L’emprise de l’être humain sur son environnement ne cesse de s’accroître, conséquence d’une part de l’évolution démographique et d’autre part de projets favorisant les transports et l’exploitation des matières premières et des personnes. L’équivalent d’un département en terre agricole disparaît tout les sept ans sous le béton. En effet, les métropoles s’étalent et l’on construit sans cesse de nouveaux aéroports, de nouvelle lignes TGV ou autoroutes, des lignes à haute tension ou autres projets mutilateurs qui lardent de cicatrices les paysages. L’idéologie dominante reste sensiblement la même : produire plus, transporter plus et plus vite, au détriment des populations et de l’environnement.

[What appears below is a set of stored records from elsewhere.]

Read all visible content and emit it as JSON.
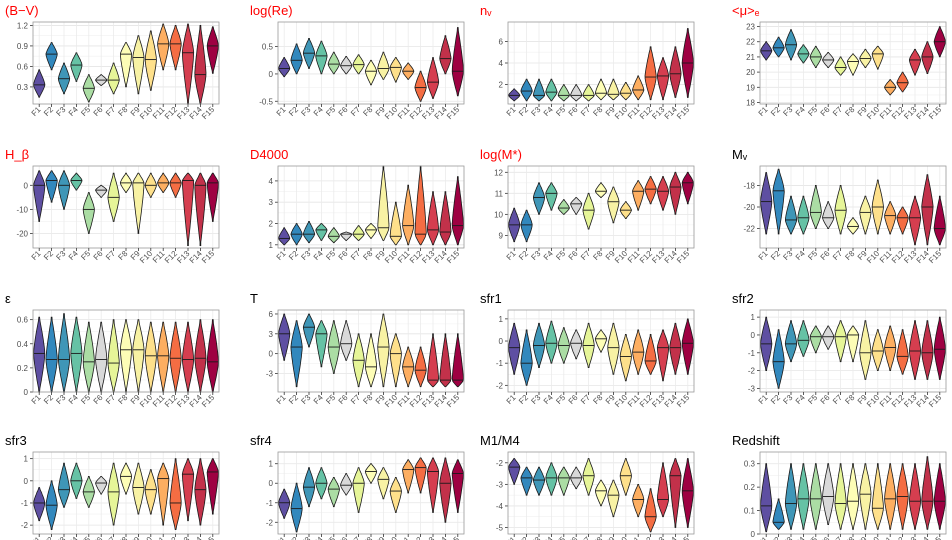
{
  "layout_note": "",
  "palette": [
    "#5e4fa2",
    "#3288bd",
    "#3f96b7",
    "#66c2a5",
    "#abdda4",
    "#d9d9d9",
    "#e6f598",
    "#fdfdb6",
    "#f8f2a4",
    "#fee08b",
    "#fdae61",
    "#f46d43",
    "#d53e4f",
    "#c2314a",
    "#9e0142"
  ],
  "categories": [
    "F1",
    "F2",
    "F3",
    "F4",
    "F5",
    "F6",
    "F7",
    "F8",
    "F9",
    "F10",
    "F11",
    "F12",
    "F13",
    "F14",
    "F15"
  ],
  "chart_data": [
    {
      "type": "violin",
      "title": "(B−V)",
      "title_color": "#ff0000",
      "yticks": [
        0.3,
        0.6,
        0.9,
        1.2
      ],
      "ylim": [
        0.05,
        1.25
      ],
      "medians": [
        0.33,
        0.78,
        0.42,
        0.62,
        0.28,
        0.4,
        0.4,
        0.78,
        0.73,
        0.7,
        0.93,
        0.93,
        0.8,
        0.48,
        0.9
      ],
      "lo": [
        0.15,
        0.55,
        0.2,
        0.38,
        0.08,
        0.32,
        0.2,
        0.3,
        0.2,
        0.25,
        0.55,
        0.55,
        0.05,
        0.05,
        0.5
      ],
      "hi": [
        0.55,
        0.95,
        0.65,
        0.8,
        0.48,
        0.48,
        0.65,
        0.95,
        1.05,
        1.12,
        1.22,
        1.2,
        1.22,
        1.2,
        1.18
      ]
    },
    {
      "type": "violin",
      "title": "log(Re)",
      "title_color": "#ff0000",
      "yticks": [
        -0.5,
        0.0,
        0.5
      ],
      "ylim": [
        -0.55,
        0.95
      ],
      "medians": [
        0.1,
        0.25,
        0.38,
        0.33,
        0.18,
        0.15,
        0.17,
        0.05,
        0.1,
        0.12,
        0.05,
        -0.25,
        -0.15,
        0.28,
        0.05
      ],
      "lo": [
        -0.05,
        0.0,
        0.1,
        0.0,
        0.0,
        0.0,
        0.0,
        -0.2,
        -0.1,
        -0.15,
        -0.1,
        -0.5,
        -0.45,
        0.0,
        -0.4
      ],
      "hi": [
        0.3,
        0.55,
        0.65,
        0.6,
        0.4,
        0.32,
        0.35,
        0.25,
        0.4,
        0.3,
        0.2,
        0.05,
        0.3,
        0.7,
        0.85
      ]
    },
    {
      "type": "violin",
      "title": "nᵥ",
      "title_color": "#ff0000",
      "yticks": [
        2,
        4,
        6
      ],
      "ylim": [
        0.2,
        7.8
      ],
      "medians": [
        1.0,
        1.4,
        1.0,
        1.3,
        1.0,
        1.0,
        1.0,
        1.2,
        1.1,
        1.2,
        1.5,
        2.7,
        2.8,
        3.0,
        4.0
      ],
      "lo": [
        0.5,
        0.5,
        0.5,
        0.5,
        0.5,
        0.5,
        0.5,
        0.6,
        0.6,
        0.6,
        0.6,
        0.6,
        0.6,
        0.8,
        0.8
      ],
      "hi": [
        1.6,
        2.5,
        2.5,
        2.5,
        2.0,
        2.0,
        2.0,
        2.5,
        2.5,
        2.2,
        2.8,
        5.5,
        4.5,
        5.5,
        7.2
      ]
    },
    {
      "type": "violin",
      "title": "<μ>ₑ",
      "title_color": "#ff0000",
      "yticks": [
        18,
        19,
        20,
        21,
        22,
        23
      ],
      "ylim": [
        17.9,
        23.3
      ],
      "medians": [
        21.4,
        21.6,
        21.8,
        21.2,
        21.0,
        20.8,
        20.3,
        20.7,
        20.9,
        21.2,
        19.0,
        19.3,
        20.8,
        21.0,
        22.0
      ],
      "lo": [
        20.8,
        21.0,
        20.8,
        20.6,
        20.3,
        20.3,
        19.8,
        19.8,
        20.3,
        20.2,
        18.5,
        18.7,
        19.8,
        19.9,
        21.0
      ],
      "hi": [
        22.0,
        22.3,
        22.8,
        21.8,
        21.7,
        21.3,
        21.0,
        21.2,
        21.5,
        21.7,
        19.5,
        20.0,
        21.5,
        22.0,
        23.0
      ]
    },
    {
      "type": "violin",
      "title": "H_β",
      "title_color": "#ff0000",
      "yticks": [
        -20,
        -10,
        0
      ],
      "ylim": [
        -26,
        8
      ],
      "medians": [
        0,
        2,
        0,
        2,
        -10,
        -2,
        -5,
        1,
        1,
        0,
        1,
        1,
        2,
        0,
        1
      ],
      "lo": [
        -15,
        -7,
        -10,
        -2,
        -20,
        -5,
        -15,
        -3,
        -20,
        -5,
        -3,
        -5,
        -25,
        -25,
        -15
      ],
      "hi": [
        6,
        6,
        6,
        5,
        -3,
        0,
        5,
        5,
        5,
        5,
        5,
        5,
        5,
        5,
        5
      ]
    },
    {
      "type": "violin",
      "title": "D4000",
      "title_color": "#ff0000",
      "yticks": [
        1,
        2,
        3,
        4
      ],
      "ylim": [
        0.85,
        4.7
      ],
      "medians": [
        1.3,
        1.5,
        1.5,
        1.7,
        1.4,
        1.5,
        1.5,
        1.7,
        1.8,
        1.4,
        1.9,
        1.5,
        1.7,
        1.6,
        1.9
      ],
      "lo": [
        1.0,
        1.0,
        1.1,
        1.2,
        1.1,
        1.2,
        1.2,
        1.3,
        1.2,
        1.0,
        1.0,
        1.0,
        1.0,
        1.0,
        1.0
      ],
      "hi": [
        1.8,
        2.0,
        2.1,
        2.0,
        1.8,
        1.6,
        1.9,
        2.0,
        4.7,
        3.0,
        3.8,
        4.7,
        3.5,
        3.5,
        4.2
      ]
    },
    {
      "type": "violin",
      "title": "log(M*)",
      "title_color": "#ff0000",
      "yticks": [
        9,
        10,
        11,
        12
      ],
      "ylim": [
        8.4,
        12.3
      ],
      "medians": [
        9.5,
        9.5,
        10.8,
        11.0,
        10.3,
        10.5,
        10.2,
        11.1,
        10.6,
        10.2,
        11.1,
        11.2,
        11.1,
        11.3,
        11.5
      ],
      "lo": [
        8.7,
        8.7,
        10.0,
        10.2,
        10.0,
        10.0,
        9.3,
        10.8,
        9.6,
        9.8,
        10.2,
        10.5,
        10.2,
        10.0,
        10.5
      ],
      "hi": [
        10.3,
        10.2,
        11.5,
        11.5,
        10.7,
        10.8,
        11.0,
        11.5,
        11.3,
        10.6,
        11.6,
        11.8,
        11.8,
        12.0,
        12.0
      ]
    },
    {
      "type": "violin",
      "title": "Mᵥ",
      "title_color": "#000000",
      "yticks": [
        -22,
        -20,
        -18
      ],
      "ylim": [
        -23.8,
        -16.2
      ],
      "medians": [
        -19.5,
        -18.5,
        -21.2,
        -21.0,
        -20.5,
        -21.0,
        -20.3,
        -21.8,
        -20.5,
        -20.0,
        -20.8,
        -21.0,
        -21.0,
        -20.0,
        -22.0
      ],
      "lo": [
        -22.5,
        -22.5,
        -22.5,
        -22.5,
        -22.0,
        -22.0,
        -22.5,
        -22.5,
        -22.5,
        -22.5,
        -22.5,
        -22.5,
        -23.5,
        -23.5,
        -23.5
      ],
      "hi": [
        -16.8,
        -16.5,
        -19.0,
        -19.0,
        -18.0,
        -19.5,
        -18.0,
        -21.0,
        -19.0,
        -17.5,
        -19.5,
        -20.0,
        -19.0,
        -17.0,
        -19.0
      ]
    },
    {
      "type": "violin",
      "title": "ε",
      "title_color": "#000000",
      "yticks": [
        0.0,
        0.2,
        0.4,
        0.6
      ],
      "ylim": [
        0.0,
        0.68
      ],
      "medians": [
        0.32,
        0.27,
        0.27,
        0.32,
        0.25,
        0.27,
        0.24,
        0.35,
        0.35,
        0.3,
        0.3,
        0.28,
        0.27,
        0.28,
        0.25
      ],
      "lo": [
        0.0,
        0.0,
        0.0,
        0.0,
        0.0,
        0.0,
        0.0,
        0.0,
        0.0,
        0.0,
        0.0,
        0.0,
        0.0,
        0.0,
        0.0
      ],
      "hi": [
        0.62,
        0.62,
        0.65,
        0.62,
        0.58,
        0.58,
        0.6,
        0.6,
        0.6,
        0.58,
        0.58,
        0.58,
        0.58,
        0.6,
        0.6
      ]
    },
    {
      "type": "violin",
      "title": "T",
      "title_color": "#000000",
      "yticks": [
        -3,
        0,
        3,
        6
      ],
      "ylim": [
        -5.8,
        6.6
      ],
      "medians": [
        3.0,
        1.0,
        4.0,
        3.0,
        1.0,
        1.5,
        -1.0,
        -2.0,
        1.0,
        0.0,
        -2.0,
        -2.5,
        -4.0,
        -4.0,
        -4.0
      ],
      "lo": [
        -1.0,
        -5.0,
        1.0,
        -2.0,
        -3.0,
        -1.0,
        -5.0,
        -5.0,
        -5.0,
        -5.0,
        -5.0,
        -5.0,
        -5.0,
        -5.0,
        -5.0
      ],
      "hi": [
        6.0,
        5.0,
        6.0,
        5.0,
        5.0,
        5.0,
        3.0,
        3.0,
        6.0,
        3.0,
        1.0,
        1.0,
        3.0,
        3.0,
        3.0
      ]
    },
    {
      "type": "violin",
      "title": "sfr1",
      "title_color": "#000000",
      "yticks": [
        -2,
        -1,
        0,
        1
      ],
      "ylim": [
        -2.3,
        1.4
      ],
      "medians": [
        -0.3,
        -1.0,
        -0.2,
        -0.1,
        -0.2,
        -0.1,
        -0.2,
        0.1,
        -0.3,
        -0.7,
        -0.5,
        -0.9,
        -0.3,
        -0.3,
        -0.1
      ],
      "lo": [
        -1.5,
        -2.0,
        -1.2,
        -1.0,
        -1.0,
        -0.8,
        -1.2,
        -0.5,
        -1.5,
        -1.8,
        -1.5,
        -1.5,
        -1.8,
        -1.5,
        -1.5
      ],
      "hi": [
        0.8,
        0.5,
        0.8,
        0.9,
        0.6,
        0.5,
        0.8,
        0.5,
        0.8,
        0.3,
        0.5,
        0.3,
        0.5,
        0.8,
        1.0
      ]
    },
    {
      "type": "violin",
      "title": "sfr2",
      "title_color": "#000000",
      "yticks": [
        -3,
        -2,
        -1,
        0,
        1
      ],
      "ylim": [
        -3.2,
        1.4
      ],
      "medians": [
        -0.5,
        -1.5,
        -0.5,
        -0.3,
        -0.1,
        -0.1,
        -0.1,
        0.0,
        -1.0,
        -0.9,
        -0.7,
        -1.2,
        -0.9,
        -1.0,
        -0.8
      ],
      "lo": [
        -2.0,
        -3.0,
        -1.5,
        -1.2,
        -1.0,
        -0.8,
        -1.5,
        -1.5,
        -2.5,
        -2.0,
        -2.0,
        -2.2,
        -2.5,
        -2.5,
        -2.5
      ],
      "hi": [
        1.0,
        0.3,
        0.8,
        0.8,
        0.5,
        0.5,
        0.8,
        0.5,
        0.8,
        0.3,
        0.5,
        0.3,
        0.8,
        0.8,
        1.0
      ]
    },
    {
      "type": "violin",
      "title": "sfr3",
      "title_color": "#000000",
      "yticks": [
        -2,
        -1,
        0,
        1
      ],
      "ylim": [
        -2.4,
        1.3
      ],
      "medians": [
        -1.0,
        -1.1,
        -0.4,
        0.0,
        -0.5,
        -0.1,
        -0.5,
        0.2,
        -0.3,
        -0.4,
        0.1,
        -1.0,
        0.3,
        -0.4,
        0.4
      ],
      "lo": [
        -1.8,
        -2.2,
        -1.2,
        -0.8,
        -1.2,
        -0.6,
        -2.0,
        -0.6,
        -1.5,
        -1.5,
        -2.0,
        -2.2,
        -1.8,
        -2.0,
        -1.5
      ],
      "hi": [
        -0.3,
        0.0,
        0.8,
        0.8,
        0.2,
        0.2,
        0.8,
        0.8,
        0.8,
        0.5,
        0.8,
        1.0,
        1.0,
        1.0,
        1.0
      ]
    },
    {
      "type": "violin",
      "title": "sfr4",
      "title_color": "#000000",
      "yticks": [
        -2,
        -1,
        0,
        1
      ],
      "ylim": [
        -2.6,
        1.6
      ],
      "medians": [
        -1.0,
        -1.3,
        -0.2,
        0.0,
        -0.3,
        -0.1,
        0.0,
        0.6,
        0.2,
        -0.4,
        0.7,
        0.8,
        0.6,
        0.0,
        0.5
      ],
      "lo": [
        -1.8,
        -2.5,
        -1.2,
        -0.8,
        -1.2,
        -0.6,
        -1.5,
        0.0,
        -0.8,
        -1.5,
        -0.5,
        -0.5,
        -1.5,
        -2.0,
        -1.5
      ],
      "hi": [
        -0.3,
        0.0,
        0.8,
        0.8,
        0.3,
        0.5,
        0.8,
        1.0,
        0.8,
        0.3,
        1.2,
        1.3,
        1.3,
        1.3,
        1.2
      ]
    },
    {
      "type": "violin",
      "title": "M1/M4",
      "title_color": "#000000",
      "yticks": [
        -5,
        -4,
        -3,
        -2
      ],
      "ylim": [
        -5.3,
        -1.5
      ],
      "medians": [
        -2.2,
        -2.7,
        -2.8,
        -2.7,
        -2.7,
        -2.7,
        -2.6,
        -3.3,
        -3.5,
        -2.6,
        -3.7,
        -4.5,
        -3.7,
        -2.6,
        -3.3
      ],
      "lo": [
        -3.0,
        -3.5,
        -3.5,
        -3.5,
        -3.5,
        -3.2,
        -3.5,
        -4.0,
        -4.5,
        -3.5,
        -4.5,
        -5.2,
        -4.5,
        -5.0,
        -5.0
      ],
      "hi": [
        -1.8,
        -2.2,
        -2.2,
        -2.0,
        -2.2,
        -2.2,
        -1.8,
        -2.8,
        -2.8,
        -1.8,
        -3.0,
        -3.2,
        -2.0,
        -1.8,
        -1.8
      ]
    },
    {
      "type": "violin",
      "title": "Redshift",
      "title_color": "#000000",
      "yticks": [
        0.0,
        0.1,
        0.2,
        0.3
      ],
      "ylim": [
        0.0,
        0.35
      ],
      "medians": [
        0.12,
        0.05,
        0.13,
        0.15,
        0.15,
        0.16,
        0.13,
        0.14,
        0.17,
        0.11,
        0.15,
        0.16,
        0.14,
        0.14,
        0.14
      ],
      "lo": [
        0.01,
        0.02,
        0.02,
        0.02,
        0.02,
        0.04,
        0.02,
        0.02,
        0.02,
        0.02,
        0.02,
        0.02,
        0.02,
        0.02,
        0.02
      ],
      "hi": [
        0.3,
        0.15,
        0.3,
        0.3,
        0.3,
        0.3,
        0.3,
        0.3,
        0.3,
        0.3,
        0.3,
        0.3,
        0.3,
        0.33,
        0.3
      ]
    }
  ]
}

Si au niveau « politique » un consensus s’est installé sur la nécessité de réaliser ces nouvelles infrastructures, les décideurs ne s’en heurtent pas moins aux résistances des populations locales. Les exemples ne manquent pas et les pratiques sont diverses. On peut citer le projet d’aéroport de Notre dame Des landes, près de Nantes, où près de 2000 Ha de terres agricoles bocagères sont menacées. Les habitants sont en lutte contre ce monstre de béton depuis une quarantaine d’années, et cette lutte prend différentes formes : recours légaux, occupation illégale du terrain, sabotage, saccage de locaux, pressions sur les entreprises devant réaliser les études ou les travaux…

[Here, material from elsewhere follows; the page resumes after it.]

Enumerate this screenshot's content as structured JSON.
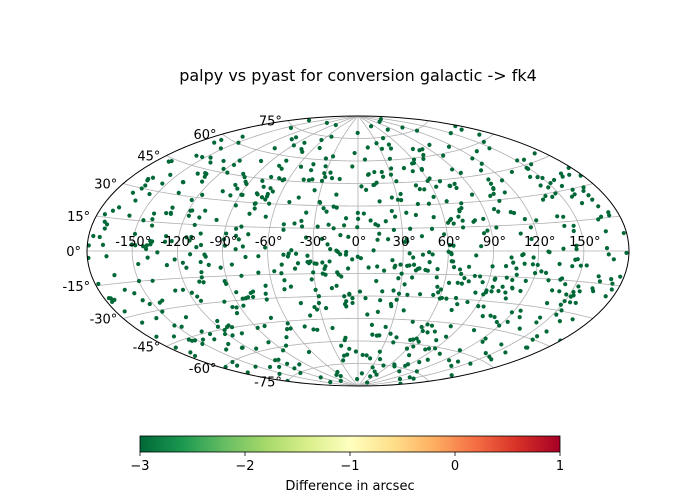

D’une manière analogue, les habitants du Val de Suse, une région proche de Turin en Italie combattent le projet de ligne LGV Lyon-Turin. Ce mouvement appelé No TAV (Non au TGV) prend ses racines dans les années 1990. Aujourd’hui, les opposants organisent des assauts contre le chantier qui a déjà commencé. Conscient de l’ampleur de la résistance, le gouvernement italien a décidé de militariser la zone et de protéger les travaux à l’aide de barbelés ou de murs en bétons. D’autres luttes existent, actuelles ou révolues, victorieuses ou non, comme celles contres les centrales nucléaires de Ploggof ou de Carnet, l’autoroute de Khimki en Russie, contre les lignes THT, l’exploitation des gaz de schistes, …
Souvent, il arrive qu’un projet fasse son apparition, disparaisse pendant des années, réapparaisse, soit contesté, annulé ensuite puis… qu’il revienne sous une autre forme. C’est le cas de la percée du tunnel du Montgenèvre, dans le département des Hautes Alpes, dont les origines remontent aux années 1860.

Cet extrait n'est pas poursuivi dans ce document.